I actually disagree with you. With bonds you are virtually guaranteed to lose value over time as real yields are negative (against inflation). Thats a risk. Getting poor slowly and not keeping up with other rising assets is a threat to wealth even when you might feel safe from low vol. With bitcoin the long term moving average is up despite short term volatility and network effects are quite difficult to overcome.
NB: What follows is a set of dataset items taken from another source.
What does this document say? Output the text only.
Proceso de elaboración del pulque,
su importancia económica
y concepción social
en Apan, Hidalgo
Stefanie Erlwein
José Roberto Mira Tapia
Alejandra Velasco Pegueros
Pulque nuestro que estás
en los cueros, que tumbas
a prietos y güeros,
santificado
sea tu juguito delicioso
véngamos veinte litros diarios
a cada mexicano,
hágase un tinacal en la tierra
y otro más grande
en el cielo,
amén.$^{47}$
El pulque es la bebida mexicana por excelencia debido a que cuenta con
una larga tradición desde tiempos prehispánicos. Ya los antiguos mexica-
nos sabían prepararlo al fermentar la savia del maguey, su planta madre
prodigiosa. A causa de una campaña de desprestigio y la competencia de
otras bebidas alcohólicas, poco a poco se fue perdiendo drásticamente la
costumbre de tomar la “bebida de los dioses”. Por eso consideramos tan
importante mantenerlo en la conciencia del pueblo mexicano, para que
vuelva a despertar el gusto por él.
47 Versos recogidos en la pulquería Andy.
Bitcoin is a good holding if you plan to lock it up for 10 years vs bonds.

It was crazy to think this 5 years ago, now its less crazy, and tomorrow it will be normal. That my thesis and its also why billionaires are pouring in right now. If you asked me to hold a bitcoin vs a bond equivalent for long term the decision is easy for me especially knowing that global debt monetization is essentially a necessity at this point.